Binary sketch size: 818 bytes (of a 8192 byte maximum)
avrdude: please define PAGEL and BS2 signals in the configuration file for part ATtiny85
avrdude: stk500_program_enable(): protocol error, expect=0x14, resp=0x50
avrdude: initialization failed, rc=-1
         Double check connections and try again, or use -F to override
         this check.

avrdude: stk500_disable(): protocol error, expect=0x14, resp=0x51

If someone could point me to a solution I would be greatly appreciative.
-Peter

You are choosing the right target controller?

There is a problem with the 1.0 version of the IDE, load ArduinoISP using the 0.22 version of the IDE and it should work just fine.

Someone else had documented this problem so when the ArduinoISP didn't work when loaded from 1.0 I brought up 22 and loaded it from there and it worked just fine.

Still running 0022 here and after reading one thread I initialize the first global var to non-zero in case someone uses the sketch with 1.0.

GoForSmoke:
after reading one thread I initialize the first global var to non-zero in case someone uses the sketch with 1.0.

You did what?

There is a thread since the change (maybe in the last week now) where it was shown that if the first (or was it last?) global is initialized to zero, it either didn't make it into the hex file or didn't get passed to the chip.
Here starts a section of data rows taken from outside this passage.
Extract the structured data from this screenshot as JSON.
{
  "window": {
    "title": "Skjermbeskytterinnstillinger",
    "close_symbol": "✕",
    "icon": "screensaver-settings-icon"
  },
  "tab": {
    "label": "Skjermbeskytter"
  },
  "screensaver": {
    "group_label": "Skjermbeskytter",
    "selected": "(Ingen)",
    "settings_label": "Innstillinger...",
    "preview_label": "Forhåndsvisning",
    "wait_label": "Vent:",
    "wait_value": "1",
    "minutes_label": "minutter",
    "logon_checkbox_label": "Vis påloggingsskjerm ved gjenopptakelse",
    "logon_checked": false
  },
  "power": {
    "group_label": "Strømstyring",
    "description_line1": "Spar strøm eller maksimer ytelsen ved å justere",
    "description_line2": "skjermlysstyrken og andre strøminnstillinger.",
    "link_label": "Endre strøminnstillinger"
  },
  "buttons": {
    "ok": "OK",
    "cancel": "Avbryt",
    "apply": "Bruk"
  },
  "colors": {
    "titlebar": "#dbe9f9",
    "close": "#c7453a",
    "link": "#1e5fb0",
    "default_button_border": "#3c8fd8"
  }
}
Non-zero is fine, zero gets left out. That much I understood.

This thread?
http://arduino.cc/forum/index.php/topic,84243.0.html

That's the one and I see it's -1 and not 0 that's the problem and so far Nick's reply #68 is the best answer but as you noted still not air tight.

As for me, I keep using 0022. I just didn't want to make examples that don't work in 1.0.